Blackouts

Blackouts Irony

Jan Gay's and the Male Doctor

Though Jan Gay is a devoted feminist, and her entire body of work is deeply bound up in resisting and overthrowing the patriarchal hegemony, her research could only be published if it was co-signed by a male physician. She knew that her research would only ever be published with a male doctor's name on it, even though its success is intrinsically tied to it being authored by a lesbian woman. There is a cruel irony in this reality: even for Jan, who raised herself and had no patriarch, there were certain limitations within the patriarchal society that could not be overcome.

Jan's Father's Absence

Jan Gay's father is an ironic figure: the proclaimed "hobo doctor," who traveled the country spreading free-love messages, advocating for models of community care within unhoused populations, was almost entirely absent from his own daughter's life. While her father had countless stories of people he helped, and communities he showed up for, accruing a kind of folkloric mythos around him, the care for his daughter only extended as far as a few letters a year. For all that he did for other people, he essentially neglected his own daughter.

Juan's Fading Interest

It seems that Juan has been waiting desperately for nene to arrive at the Palace and take up the project about Jan Gay; there is an urgency to the project, an urgency to pass it along before Juan dies. But then, quite unexpectedly, almost as soon as Juan gives the project to nene, he loses interest in it.

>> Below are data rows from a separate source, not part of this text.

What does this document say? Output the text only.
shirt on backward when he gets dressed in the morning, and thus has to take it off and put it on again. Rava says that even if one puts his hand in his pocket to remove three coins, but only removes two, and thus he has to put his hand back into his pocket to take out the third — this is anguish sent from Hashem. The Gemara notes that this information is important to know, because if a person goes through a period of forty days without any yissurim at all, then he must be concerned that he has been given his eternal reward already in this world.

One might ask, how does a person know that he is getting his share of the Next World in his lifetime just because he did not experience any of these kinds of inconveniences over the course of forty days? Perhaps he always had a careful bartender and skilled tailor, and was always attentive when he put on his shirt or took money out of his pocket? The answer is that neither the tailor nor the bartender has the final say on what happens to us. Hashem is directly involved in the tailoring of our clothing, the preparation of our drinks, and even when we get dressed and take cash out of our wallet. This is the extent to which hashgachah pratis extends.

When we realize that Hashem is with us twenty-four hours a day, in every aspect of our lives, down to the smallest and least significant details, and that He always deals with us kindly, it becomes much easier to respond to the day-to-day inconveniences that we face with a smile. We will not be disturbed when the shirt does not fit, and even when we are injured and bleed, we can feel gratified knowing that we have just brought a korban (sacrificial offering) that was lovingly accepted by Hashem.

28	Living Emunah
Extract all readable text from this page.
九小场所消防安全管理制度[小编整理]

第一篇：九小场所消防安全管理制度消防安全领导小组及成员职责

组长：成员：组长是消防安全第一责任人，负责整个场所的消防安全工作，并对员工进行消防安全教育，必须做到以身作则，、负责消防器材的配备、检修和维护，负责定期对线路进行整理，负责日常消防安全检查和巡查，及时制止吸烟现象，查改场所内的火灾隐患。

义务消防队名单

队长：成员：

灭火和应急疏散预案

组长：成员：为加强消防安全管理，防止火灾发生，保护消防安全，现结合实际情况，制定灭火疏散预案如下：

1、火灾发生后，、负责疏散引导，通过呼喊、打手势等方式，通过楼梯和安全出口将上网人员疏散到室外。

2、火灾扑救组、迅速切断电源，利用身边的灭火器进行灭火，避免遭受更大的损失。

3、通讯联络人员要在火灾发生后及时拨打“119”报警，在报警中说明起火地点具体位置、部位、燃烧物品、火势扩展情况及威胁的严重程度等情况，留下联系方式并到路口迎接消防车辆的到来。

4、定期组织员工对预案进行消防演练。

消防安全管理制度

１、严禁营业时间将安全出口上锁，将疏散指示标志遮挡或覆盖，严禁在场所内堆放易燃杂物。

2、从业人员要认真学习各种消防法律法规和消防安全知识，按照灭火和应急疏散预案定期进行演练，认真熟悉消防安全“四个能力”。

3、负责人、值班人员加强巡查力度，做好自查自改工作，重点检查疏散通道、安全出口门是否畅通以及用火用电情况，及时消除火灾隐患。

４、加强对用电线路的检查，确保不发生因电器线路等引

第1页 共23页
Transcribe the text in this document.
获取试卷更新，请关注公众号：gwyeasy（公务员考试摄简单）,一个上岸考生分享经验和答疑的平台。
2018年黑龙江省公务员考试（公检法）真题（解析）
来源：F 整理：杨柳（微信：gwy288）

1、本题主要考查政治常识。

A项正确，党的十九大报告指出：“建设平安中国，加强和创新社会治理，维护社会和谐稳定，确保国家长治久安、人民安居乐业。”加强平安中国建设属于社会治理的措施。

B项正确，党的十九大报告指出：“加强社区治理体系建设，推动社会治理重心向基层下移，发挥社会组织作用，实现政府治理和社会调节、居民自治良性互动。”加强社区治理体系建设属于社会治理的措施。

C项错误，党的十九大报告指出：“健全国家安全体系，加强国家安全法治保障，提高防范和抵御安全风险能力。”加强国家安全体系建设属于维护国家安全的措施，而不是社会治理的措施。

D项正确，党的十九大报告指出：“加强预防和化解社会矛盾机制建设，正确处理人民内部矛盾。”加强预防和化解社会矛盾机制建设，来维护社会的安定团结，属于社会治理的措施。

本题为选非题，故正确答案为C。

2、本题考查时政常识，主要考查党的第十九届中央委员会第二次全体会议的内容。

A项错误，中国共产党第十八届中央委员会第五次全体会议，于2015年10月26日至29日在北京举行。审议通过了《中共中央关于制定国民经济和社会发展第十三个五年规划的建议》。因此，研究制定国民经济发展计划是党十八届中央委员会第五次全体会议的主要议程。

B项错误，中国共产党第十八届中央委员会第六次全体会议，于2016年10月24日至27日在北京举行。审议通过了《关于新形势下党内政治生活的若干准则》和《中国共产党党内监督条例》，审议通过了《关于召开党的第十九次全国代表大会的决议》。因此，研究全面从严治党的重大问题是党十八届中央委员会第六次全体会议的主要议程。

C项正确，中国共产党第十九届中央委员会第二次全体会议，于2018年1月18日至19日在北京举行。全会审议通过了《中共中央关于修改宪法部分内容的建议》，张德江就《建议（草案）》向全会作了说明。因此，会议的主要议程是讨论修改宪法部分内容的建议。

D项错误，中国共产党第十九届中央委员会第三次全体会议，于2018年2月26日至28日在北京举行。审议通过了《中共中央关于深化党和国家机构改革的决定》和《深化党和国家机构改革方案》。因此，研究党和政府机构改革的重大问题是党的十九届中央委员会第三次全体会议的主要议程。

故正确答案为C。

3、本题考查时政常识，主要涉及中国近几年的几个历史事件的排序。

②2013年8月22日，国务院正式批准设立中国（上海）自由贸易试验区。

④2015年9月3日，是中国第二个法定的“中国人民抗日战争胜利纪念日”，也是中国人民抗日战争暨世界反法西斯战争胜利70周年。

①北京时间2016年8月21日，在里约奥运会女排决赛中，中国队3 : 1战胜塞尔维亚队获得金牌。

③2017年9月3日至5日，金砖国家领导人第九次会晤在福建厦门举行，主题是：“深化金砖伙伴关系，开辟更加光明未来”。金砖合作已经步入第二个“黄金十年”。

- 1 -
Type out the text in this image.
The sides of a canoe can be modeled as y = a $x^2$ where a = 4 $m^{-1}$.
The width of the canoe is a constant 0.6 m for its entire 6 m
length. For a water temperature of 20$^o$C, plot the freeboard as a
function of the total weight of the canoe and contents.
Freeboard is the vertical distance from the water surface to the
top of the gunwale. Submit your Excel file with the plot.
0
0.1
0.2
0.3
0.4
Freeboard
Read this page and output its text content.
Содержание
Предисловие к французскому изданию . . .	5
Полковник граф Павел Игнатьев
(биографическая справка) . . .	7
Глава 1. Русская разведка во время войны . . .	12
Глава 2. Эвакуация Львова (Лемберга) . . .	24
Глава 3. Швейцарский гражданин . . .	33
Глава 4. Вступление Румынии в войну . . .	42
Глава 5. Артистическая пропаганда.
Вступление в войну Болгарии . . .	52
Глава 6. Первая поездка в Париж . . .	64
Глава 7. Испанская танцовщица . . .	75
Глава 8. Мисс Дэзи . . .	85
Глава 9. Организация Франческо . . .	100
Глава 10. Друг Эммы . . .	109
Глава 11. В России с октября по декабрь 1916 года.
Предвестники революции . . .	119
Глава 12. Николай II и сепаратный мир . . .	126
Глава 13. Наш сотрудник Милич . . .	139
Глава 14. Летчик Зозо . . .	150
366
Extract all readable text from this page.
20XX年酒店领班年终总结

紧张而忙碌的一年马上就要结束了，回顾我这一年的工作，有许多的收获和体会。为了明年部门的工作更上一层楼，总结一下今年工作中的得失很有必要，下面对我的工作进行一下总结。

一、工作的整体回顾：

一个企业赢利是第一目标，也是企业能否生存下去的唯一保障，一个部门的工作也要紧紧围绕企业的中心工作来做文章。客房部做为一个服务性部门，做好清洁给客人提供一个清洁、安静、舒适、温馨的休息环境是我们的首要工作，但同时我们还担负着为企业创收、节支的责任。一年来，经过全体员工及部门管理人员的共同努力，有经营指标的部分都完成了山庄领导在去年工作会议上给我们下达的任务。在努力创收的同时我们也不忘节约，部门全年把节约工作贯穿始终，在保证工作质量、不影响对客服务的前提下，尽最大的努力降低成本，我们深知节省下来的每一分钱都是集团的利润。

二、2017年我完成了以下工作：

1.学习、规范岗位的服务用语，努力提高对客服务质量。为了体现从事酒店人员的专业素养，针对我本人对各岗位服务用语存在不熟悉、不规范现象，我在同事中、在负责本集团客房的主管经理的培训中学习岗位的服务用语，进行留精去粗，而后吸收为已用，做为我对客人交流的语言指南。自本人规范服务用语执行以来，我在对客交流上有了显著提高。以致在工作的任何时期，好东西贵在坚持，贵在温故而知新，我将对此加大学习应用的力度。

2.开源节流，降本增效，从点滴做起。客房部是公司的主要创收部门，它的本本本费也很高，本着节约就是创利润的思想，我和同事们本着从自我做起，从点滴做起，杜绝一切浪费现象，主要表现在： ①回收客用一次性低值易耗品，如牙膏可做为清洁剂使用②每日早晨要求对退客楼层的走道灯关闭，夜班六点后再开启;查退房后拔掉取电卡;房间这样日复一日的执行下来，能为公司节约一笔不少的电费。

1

It is as if, once nene got to the Palace and made his promise to complete the project, Juan had no interest in telling him anything more about it. As soon as nene gets excited about it, Juan no longer wants to be part of it.

The Palace

The Palace, which evokes the austerity of kings and queens, is in reality nothing more than a crumbling old residence in the middle of the desert, filled with people who could not be further from the epicenter of society.